ML Basics

Oct 2024

This post covers the foundational knowledge of machine learning (ML). The core of ML is built on probabilistic and statistical modeling, optimization, and linear algebra. Given the breadth of the topic, I won't cover all aspects exhaustively but will highlight key points extracted from the following three books [1, 2, 3]

Table of Content

ML Basics

ML Workflow

Make assumptions and build the model (In Stat, it will involve creating parameters and specifying prior distributions).
Learning (In Stat, referred to as parameter learning and posterior inferences).
1. Specify a loss function (estimator), e.g., MLE, NLL, MSE
2. Handle the untackleable terms or parameters (e.g., partition function), using approximation or change of variables.
3. Solve the loss function with optimization
Inference/testing/prediction
Different names of data and target
1. Data $X$: Feature, covariates, predictions
2. Target $y$: Label, target, response
Uncertainty of model parameters or prediction: Captured by the distribution variance.
1. Uncertainty of the prediction: variance of the predictive distribution (softmax)
2. Uncertainty of the model parameters: variance of the parameter's distribution

Basic Theorems

Curse of dimensionality:
1. To cover the same fraction of the data space, the number of samples needed increases exponentially as the dimension increase.
2. To fit high-D data, other than using a large dataset, we can also make assumptions of the data and build models with inductive bias (e.g., hierarchical structure).
No free lunch theorem: No single model works well for all problem
1. We will need to build different models and conduct model selections.
2. Well-known trade-offs: Variance and bias, efficiency, model complexity, and generalization, accuracy and transparency
Ockham's Razor: Always try to choose the simplest model (add regularization).

Task, measure, experience

Tasks: Classification, regression, anomaly detection, clustering, factor analysis $p(x|z,\theta) = \mathcal{N}(x|wx+\mu, \sigma)$, classification/regression with missing value (learn joint distributions and marginal out), synthesis and sampling, imputation of missing values, density estimation
Measurement: accuracy, precision, recall, calibration error, ROC.
Experience: supervised or unsupervised learning.
1. Unsupervised to supervised: $ p(y|x) = \frac{p(x, y)}{\sum p(x, y')}$.
2. Supervised to unsupervised: $ p(x) = \prod p(x_i|x_1, ..., x_{i-1}) $.

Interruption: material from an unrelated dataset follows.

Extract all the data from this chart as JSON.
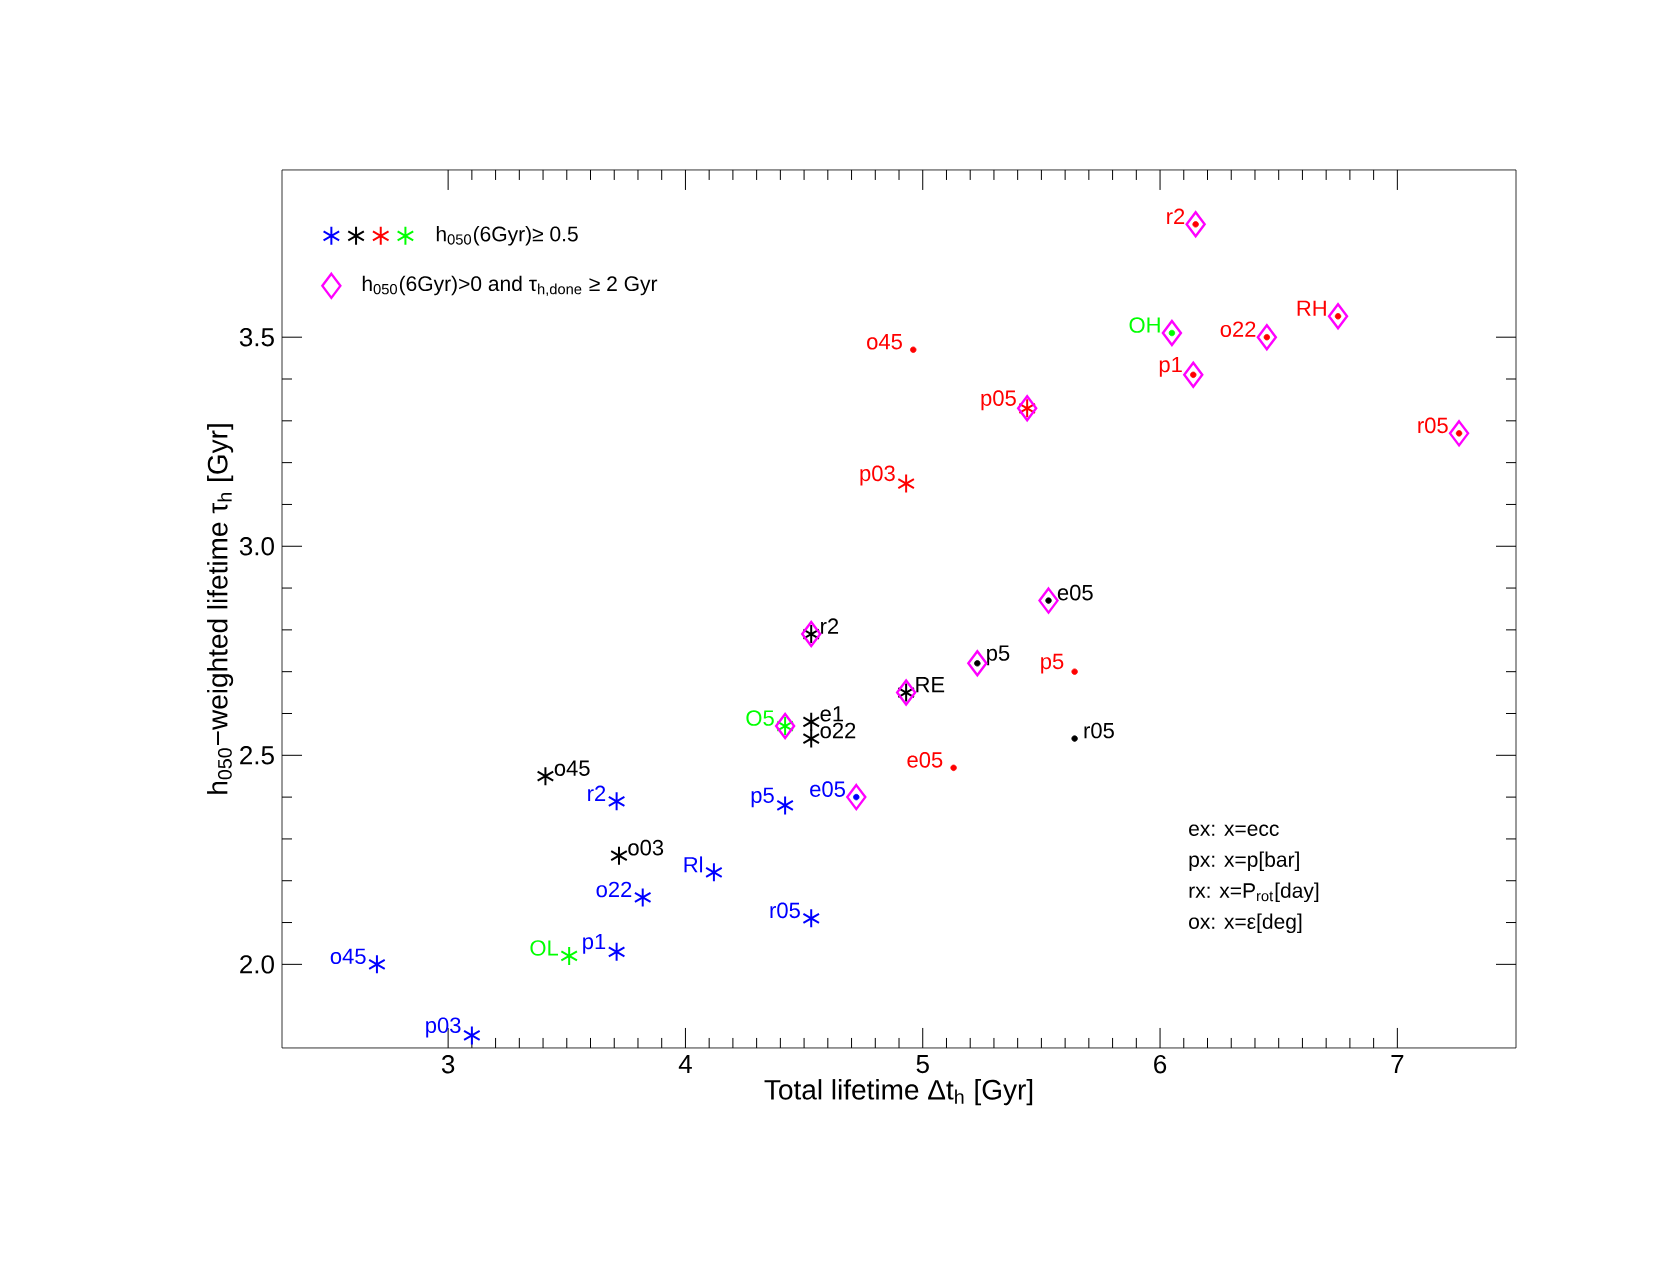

Risk, Capacity, Overfitting/underfitting

Risks:
1. Empirical risk: $ \frac{1}{n} \sum_i L(f(x_i)) $.
2. Population risk: $ \mathbb{E}_{x\sim p} [L(f(x_i))] $.
3. Structure risk: empirical risk plus regularization.
Capacity: model's ability to fit a wide range of functions (commonly also referred to as complexity). Select different hypothesis spaces to control model capacity.
Errors
1. Model error: error introduced during model selection, the ability to represent data.
2. Data error: error introduced during data sampling.
3. Optimization error: error introduced during learning, the presentation power of the weight.

Description of the image — Bias and variance trade-off. Overfitting means the model has a high training accuracy but performs poorly on the testing set. Underfitting means the model has a low training accuracy (undertrained).

The k-NN model is a good example of understanding the tradeoff figure. When K=1, the model reaches the highest capacity, and the training error is zero; however, the testing error is high given a testing sample may be far from any training data. When K=N, the model has the lowest capacity, and the training error and testing error are all high. Also, consider bias and variance, K=N has the lowest variance and K=1 has the highest variance but the lowest bias.

Double descent: As the model becomes more complex, the testing error may reduce again for a double concave shape. This is typically observed in deep learning models. The reason for such a phenomenon could be when the model reaches zero bias, the model may overfit the noise, shortcuts, and spurious correlations in the training data. As the model becomes more complex, it will learn causal relationships and become generalizable. This indicates we can apply over-parameterization when training deep learning models.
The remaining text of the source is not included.